In 1960, Santa brought me one of my all-time favorite gifts, Chatty Cathy, when Ideal made history with the first talking doll. She was freckled, like me, had her hair cut in a bob, like me, and my mother even arranged with Santa for us to have matching pink satin nightgowns on Christmas morning. She was my BFF for many years. She still lives in the top of Allie’s closet, where she smiles down at me every time I open the door.
Thumbelina lives up there, too, along with a stuffed Bugs Bunny with a plastic face, plaid shirt and yellow overalls. There’s a Raggedy Ann and Andy footstool up there, too, and a Terri Lee doll in her original clothes, turquoise pedal-pushers and a matching sleeveless top trimmed with black rick-rack.
Companions to these toys that are now officially antiques are Tony’s Steve Austin, the Six Million Dollar Bionic Man, an Evel Knievel, complete with motorcycle, a set of Sesame Street finger puppets, and two (now thankfully silenced) Teddy Ruxpin bears that belonged to Danielle and Dominique.
Between all of us, we have enough toys to make a brand new Toy Story movie.
Allie never cared much for toys, she was a child of the computer age. It stifled any imagination that she was born with, but I keep hoping that it will surface someday…there is always hope. Of course, she can do things with a computer that I’ll never understand.
Today’s toys and games are not only more expensive than ours were, even factoring in a cost of living allowance, that they are not even in the same category as what we considered a reasonable thing to ask Santa for.
Our horses had wooden handles and something that resembled a mop for a mane. They were not powered by batteries or solar energy, but by our gangly, muscled legs and our never failing energy.
Bicycles were the big ticket item on most of our Christmas wish lists. When fall came, along with it came the Sears and Robuck catalog. Man, did kids ever have fun dreaming about the bikes, toys and games that filled those pages. That thing must have weighed 15 pounds. We lugged them around for months, dreaming of doll houses and surrey wagons with fringed canopies, Radio flyers and regulation footballs, dolls of every description, miniature kitchen sets, Easy Bake Ovens and of course, Barbie and her ever growing entourage, Midge, Scooter and Ken’s surfer buddies.

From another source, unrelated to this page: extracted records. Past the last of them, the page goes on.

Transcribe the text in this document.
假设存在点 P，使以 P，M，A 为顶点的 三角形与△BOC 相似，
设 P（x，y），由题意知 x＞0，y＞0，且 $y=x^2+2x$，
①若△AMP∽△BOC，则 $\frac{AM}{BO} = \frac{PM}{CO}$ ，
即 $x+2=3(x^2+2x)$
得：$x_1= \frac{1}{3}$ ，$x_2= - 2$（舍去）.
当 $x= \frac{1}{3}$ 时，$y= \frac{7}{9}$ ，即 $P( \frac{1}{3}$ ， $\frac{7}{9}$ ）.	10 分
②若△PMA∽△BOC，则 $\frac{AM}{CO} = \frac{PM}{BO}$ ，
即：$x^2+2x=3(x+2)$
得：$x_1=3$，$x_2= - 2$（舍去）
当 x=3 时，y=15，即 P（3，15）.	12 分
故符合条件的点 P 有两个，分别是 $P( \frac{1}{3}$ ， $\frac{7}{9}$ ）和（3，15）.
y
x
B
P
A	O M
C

I used to lay awake at night, hiding under a blanket with a flashlight looking at the toys in that Sears catalog. I guess my great-grandfather poured over the earlier versions in much the same way, looking for the mail-order house he sent away for. It’s still standing today in downtown Landersville.
I miss those toys…jacks and Pick-Up-Sticks, Silly Putty, marbles, Mr. Potato Head, and paper dolls. Yes, they were simple, but they taught us to play by using either our dexterity or our imagination. I worry about the Candy Crush Saga generation….what in the world will they ever have to reminisce about?
I wonder what they would say if they found a 1950s Christmas under the tree this year? I might even find some tinsel somewhere....lol.